I can't stand my mom. She just doesn't get anything anymore. She lives in a different state. She wants us to come visit but she doesn't understand how much it cost to travel now a days. She thinks just because we have more money than her we should be able to come just becuase she wants us to. ( my hubby works hard and dose lots of over time and we still live paycheck to paycheck most of the time and are finally starting to build a ok savings. She lives off child support and food stamps and in income based housing. So she doesn't even under stand the cost of living anymore either.) she feels as if I am keeping the kids from her. Which I'm not. If we where going other places then I could u dyer stand her saying that. But we have never gone on a vacation to anywhere. We didn't even go on a honeymoon. She is mad at me and always starts a fight when she calls. I don't even want to answer the phone anymore. She think that I should have come up a few months ago becuase my mamas died and left me $1000. But instead of spending it all at once I used it for getting the kids thier winter clothes paying bills and buying food. But when she got her half of her exes tax return she did not want to save any of it she wanted to spend it all at once. I just don't know what to do anymore.
I have. She just say well you need to understand how I feel. I know she want to see me and the kids. But she chooses not to work so she has no money. And we just don't have the money. I told if we had we would come. But that right now we don't. She has told me before we should borrow the money from my in laws or ask them to do this for us as a Christmas present. And we are not going to do that. First because we don't like borrowing money second we don't have the right to ask them to give us $1000 for Christmas. They don't even buy us gifts they just give us stuff that they got for free. I feel she is shellfish.
Then just don't go.
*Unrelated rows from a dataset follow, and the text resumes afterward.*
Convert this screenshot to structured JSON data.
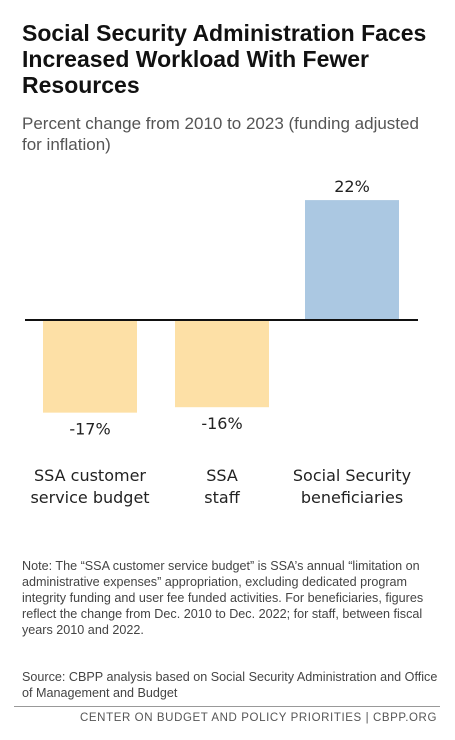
{
  "title": "Social Security Administration Faces Increased Workload With Fewer Resources",
  "subtitle": "Percent change from 2010 to 2023 (funding adjusted for inflation)",
  "chart_data": {
    "type": "bar",
    "categories": [
      [
        "SSA customer",
        "service budget"
      ],
      [
        "SSA",
        "staff"
      ],
      [
        "Social Security",
        "beneficiaries"
      ]
    ],
    "values": [
      -17,
      -16,
      22
    ],
    "value_labels": [
      "-17%",
      "-16%",
      "22%"
    ],
    "ylim": [
      -17,
      22
    ],
    "colors": {
      "negative": "#fde0a6",
      "positive": "#abc8e2",
      "axis": "#111111"
    },
    "grid": false,
    "legend": "none"
  },
  "note": "Note: The “SSA customer service budget” is SSA’s annual “limitation on administrative expenses” appropriation, excluding dedicated program integrity funding and user fee funded activities. For beneficiaries, figures reflect the change from Dec. 2010 to Dec. 2022; for staff, between fiscal years 2010 and 2022.",
  "source": "Source: CBPP analysis based on Social Security Administration and Office of Management and Budget",
  "footer": "CENTER ON BUDGET AND POLICY PRIORITIES | CBPP.ORG"
}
Heck change your number and remove her from your life.
Well we aren't going. But I can't just cut her put of my life she is depressed and has sounded before like she might kill herself and my younger brother still lives at home as he is only 15. I need to be able to stay in touch with him.
is she far far away or can you rent a car and drive, I would not say cut her out I mean she is your mom and misses you guys and I understand not having the money but it must be hard on her too especly if you guys use to see eachother all the time. I know if i were to move out of state my mom would do the same to me but i would not get pissy about it she is getting on in age so I expect her to act that way.